New sequencing methodologies are still under development, too. In 2025, Roche announced a new single-molecule technique called Sequencing by Expansion, which inserts large engineered molecules called ‘Xpandomers’ between nucleotides for more accurate detection via nanopore. Both new techniques and refinements to existing methods are aimed at further decreasing the cost of sequencing, with some groups looking to read an entire human genome for $100 or less. Ultima Genomics met this target with its UG100 sequencing machine, unveiled in 2022 and shipped in 2024. Element Biosciences’ VITARI system, announced in February and expected to ship in the second half of 2026, achieved the same price point with a smaller device. The $100 price tag advertised by these companies includes only the consumables used by the machine itself, excluding labor, data analysis, and other costs.

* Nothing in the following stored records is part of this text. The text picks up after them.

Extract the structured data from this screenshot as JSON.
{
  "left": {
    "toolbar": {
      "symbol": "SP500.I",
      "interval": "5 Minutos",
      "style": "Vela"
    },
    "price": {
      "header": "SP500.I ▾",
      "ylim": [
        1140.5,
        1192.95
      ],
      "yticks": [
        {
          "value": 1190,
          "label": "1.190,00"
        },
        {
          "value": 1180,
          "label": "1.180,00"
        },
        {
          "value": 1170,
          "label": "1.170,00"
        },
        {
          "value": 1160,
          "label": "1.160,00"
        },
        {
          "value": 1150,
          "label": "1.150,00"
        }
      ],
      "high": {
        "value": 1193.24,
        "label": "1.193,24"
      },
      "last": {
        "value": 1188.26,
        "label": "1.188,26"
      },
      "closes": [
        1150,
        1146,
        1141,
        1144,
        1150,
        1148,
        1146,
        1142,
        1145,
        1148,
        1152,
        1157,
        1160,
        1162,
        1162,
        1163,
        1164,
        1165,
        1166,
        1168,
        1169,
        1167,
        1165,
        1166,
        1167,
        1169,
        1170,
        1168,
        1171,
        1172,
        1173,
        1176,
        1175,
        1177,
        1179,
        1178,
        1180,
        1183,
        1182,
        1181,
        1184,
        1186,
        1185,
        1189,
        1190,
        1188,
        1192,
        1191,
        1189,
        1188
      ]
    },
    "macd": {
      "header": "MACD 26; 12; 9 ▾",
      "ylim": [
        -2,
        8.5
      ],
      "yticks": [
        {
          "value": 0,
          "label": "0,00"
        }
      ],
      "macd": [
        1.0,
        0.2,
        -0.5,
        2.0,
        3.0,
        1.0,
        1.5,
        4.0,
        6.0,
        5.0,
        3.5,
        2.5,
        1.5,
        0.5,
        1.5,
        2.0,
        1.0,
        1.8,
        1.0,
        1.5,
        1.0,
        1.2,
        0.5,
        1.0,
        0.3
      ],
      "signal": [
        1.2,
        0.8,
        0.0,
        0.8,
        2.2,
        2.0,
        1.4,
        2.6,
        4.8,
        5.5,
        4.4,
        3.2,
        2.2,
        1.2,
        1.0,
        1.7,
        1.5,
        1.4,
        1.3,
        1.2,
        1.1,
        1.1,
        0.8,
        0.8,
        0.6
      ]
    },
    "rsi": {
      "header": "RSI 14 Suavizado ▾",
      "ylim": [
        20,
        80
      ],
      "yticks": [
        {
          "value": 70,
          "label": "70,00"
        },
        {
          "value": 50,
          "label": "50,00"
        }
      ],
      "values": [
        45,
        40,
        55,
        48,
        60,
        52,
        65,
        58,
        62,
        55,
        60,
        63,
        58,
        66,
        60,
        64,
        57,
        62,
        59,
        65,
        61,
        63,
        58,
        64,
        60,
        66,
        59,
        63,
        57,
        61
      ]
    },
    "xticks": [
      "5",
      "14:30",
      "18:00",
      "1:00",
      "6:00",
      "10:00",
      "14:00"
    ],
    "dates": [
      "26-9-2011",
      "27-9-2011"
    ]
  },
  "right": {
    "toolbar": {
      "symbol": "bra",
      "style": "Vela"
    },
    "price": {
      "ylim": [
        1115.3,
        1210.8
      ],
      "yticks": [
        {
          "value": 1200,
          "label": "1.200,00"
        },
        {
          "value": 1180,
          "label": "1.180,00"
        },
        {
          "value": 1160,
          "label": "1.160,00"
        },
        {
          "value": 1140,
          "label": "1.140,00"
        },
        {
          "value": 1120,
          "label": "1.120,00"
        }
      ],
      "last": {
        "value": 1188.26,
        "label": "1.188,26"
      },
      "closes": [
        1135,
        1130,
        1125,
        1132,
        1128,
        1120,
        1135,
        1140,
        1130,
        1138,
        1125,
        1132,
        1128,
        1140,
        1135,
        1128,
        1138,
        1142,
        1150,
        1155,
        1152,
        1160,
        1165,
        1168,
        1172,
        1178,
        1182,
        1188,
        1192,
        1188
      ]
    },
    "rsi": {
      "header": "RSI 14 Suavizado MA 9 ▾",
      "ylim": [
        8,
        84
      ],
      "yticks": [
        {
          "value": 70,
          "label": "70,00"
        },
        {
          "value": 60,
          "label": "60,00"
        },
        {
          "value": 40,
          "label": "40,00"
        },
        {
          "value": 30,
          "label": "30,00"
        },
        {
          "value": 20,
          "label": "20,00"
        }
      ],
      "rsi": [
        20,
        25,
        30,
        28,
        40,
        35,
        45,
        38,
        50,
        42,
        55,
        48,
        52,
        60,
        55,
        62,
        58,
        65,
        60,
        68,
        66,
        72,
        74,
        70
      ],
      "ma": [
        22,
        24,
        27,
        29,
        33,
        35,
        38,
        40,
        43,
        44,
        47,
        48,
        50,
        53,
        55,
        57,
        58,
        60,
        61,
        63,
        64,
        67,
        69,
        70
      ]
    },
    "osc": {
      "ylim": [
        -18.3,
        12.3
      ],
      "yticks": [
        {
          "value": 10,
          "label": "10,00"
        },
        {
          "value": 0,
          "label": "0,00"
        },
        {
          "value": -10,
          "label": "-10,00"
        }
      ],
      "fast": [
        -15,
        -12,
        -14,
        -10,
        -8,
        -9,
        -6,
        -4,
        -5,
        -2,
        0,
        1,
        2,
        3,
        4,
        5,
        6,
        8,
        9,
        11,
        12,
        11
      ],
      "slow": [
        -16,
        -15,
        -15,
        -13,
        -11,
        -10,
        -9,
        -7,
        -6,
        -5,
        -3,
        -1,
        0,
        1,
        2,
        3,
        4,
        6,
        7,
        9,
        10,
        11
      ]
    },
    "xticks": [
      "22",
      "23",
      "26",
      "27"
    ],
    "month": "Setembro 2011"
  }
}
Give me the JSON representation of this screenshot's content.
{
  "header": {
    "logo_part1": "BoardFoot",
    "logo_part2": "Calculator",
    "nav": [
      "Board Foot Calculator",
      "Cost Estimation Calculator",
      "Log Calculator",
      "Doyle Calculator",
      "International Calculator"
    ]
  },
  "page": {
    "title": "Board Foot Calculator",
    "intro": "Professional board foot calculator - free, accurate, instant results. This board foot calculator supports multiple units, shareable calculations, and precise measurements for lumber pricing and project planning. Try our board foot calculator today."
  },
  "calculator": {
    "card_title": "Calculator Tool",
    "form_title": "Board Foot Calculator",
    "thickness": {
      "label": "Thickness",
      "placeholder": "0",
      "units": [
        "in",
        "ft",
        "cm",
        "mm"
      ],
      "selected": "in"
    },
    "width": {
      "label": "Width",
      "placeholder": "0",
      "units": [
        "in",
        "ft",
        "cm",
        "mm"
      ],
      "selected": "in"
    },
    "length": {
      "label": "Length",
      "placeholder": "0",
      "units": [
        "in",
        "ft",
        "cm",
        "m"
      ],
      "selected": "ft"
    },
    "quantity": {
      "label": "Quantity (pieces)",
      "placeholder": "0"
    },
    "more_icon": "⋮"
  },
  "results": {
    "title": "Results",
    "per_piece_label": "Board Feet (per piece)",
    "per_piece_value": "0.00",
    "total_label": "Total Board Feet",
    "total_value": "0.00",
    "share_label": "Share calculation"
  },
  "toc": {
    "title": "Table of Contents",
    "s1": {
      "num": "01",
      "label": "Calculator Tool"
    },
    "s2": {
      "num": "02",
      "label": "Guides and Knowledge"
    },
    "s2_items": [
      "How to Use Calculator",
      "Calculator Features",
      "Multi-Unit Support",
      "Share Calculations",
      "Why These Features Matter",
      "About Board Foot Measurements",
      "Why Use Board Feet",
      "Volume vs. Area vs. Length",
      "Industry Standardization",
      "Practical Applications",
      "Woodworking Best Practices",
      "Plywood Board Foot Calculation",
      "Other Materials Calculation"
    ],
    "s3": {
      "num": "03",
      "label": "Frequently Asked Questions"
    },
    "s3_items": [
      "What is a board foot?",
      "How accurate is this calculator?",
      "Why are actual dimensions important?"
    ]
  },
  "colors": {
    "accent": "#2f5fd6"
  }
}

Anyone able to approach this target stands to benefit tremendously, given the obvious demand for DNA sequencing. For example, recent years have seen the proliferation of cohort studies focused on clinical analyses of whole-genome sequencing data. These include the Stanford ELITE study, which is focused on identifying genetic determinants of aerobic capacity, and the NIH’s All of Us Research Program, which has sequenced well over 200,000 genomes in order to study genetic diseases.
Innovation in DNA sequencing will surely continue, but these five techniques have already transformed a feat that was impossible just fifty years ago into something that can be done overnight.
Evan DeTurk is an MPhil student at Cambridge in the history of science. He writes about biology and its history on Substack. Previously, Evan researched genome editing at UC Berkeley and earned an A.B. in Molecular Biology from Princeton.
Schematics created by Ella Watkins-Dulaney.
Cite: DeTurk, E. “A Visual Guide to DNA Sequencing.” Asimov Press (2026). DOI: 10.62211/58ew-79yt
While both projects sequenced DNA from multiple anonymous donors, Celera had mostly used Venter’s own DNA.
The human genome is three billion base pairs long but producing a correct sequence requires sequencing the whole thing many times over and computationally assembling all of those reads. For this reason, sequencing a human genome is much more expensive than sequencing three thousand megabases of raw DNA.
Holley’s method was distinct from Sanger’s. He began by isolating the alanine tRNA molecules and then cutting them into shorter pieces of unequal lengths, using enzymes. Then, he separated each fragment by size using column chromatography and ran various chemical techniques to figure out the sequence of each piece. Finally, he “aligned” these fragments by finding overlaps between them, thus reconstructing the full, 77-nucleotide strand.
At least, up until the maximum length created by the first DNA polymerase reaction.
DNA polymerase adds a nucleotide triphosphate to the growing DNA strand by promoting a cleavage between the phosphates. One of the three phosphates becomes part of the DNA backbone, and the other two are released as PPi.
Firefly luciferase is the enzyme found in the firefly abdomen that gives them their characteristic glow. It’s a common reporter in molecular biology because of its immediate read out and ease of detection.
The signal to noise ratio is the amount of an observed effect due to the intended process compared to other “background noise”. In this case, light resulting from nucleotide addition versus other chemical reactions. Luciferase recognizes and acts on dATP in solution, creating a spurious signal unrelated to nucleotide addition, which must be accounted for during analysis. Fortunately, the modified “A” nucleotide effectively suppresses this side reaction, improving the signal to noise ratio.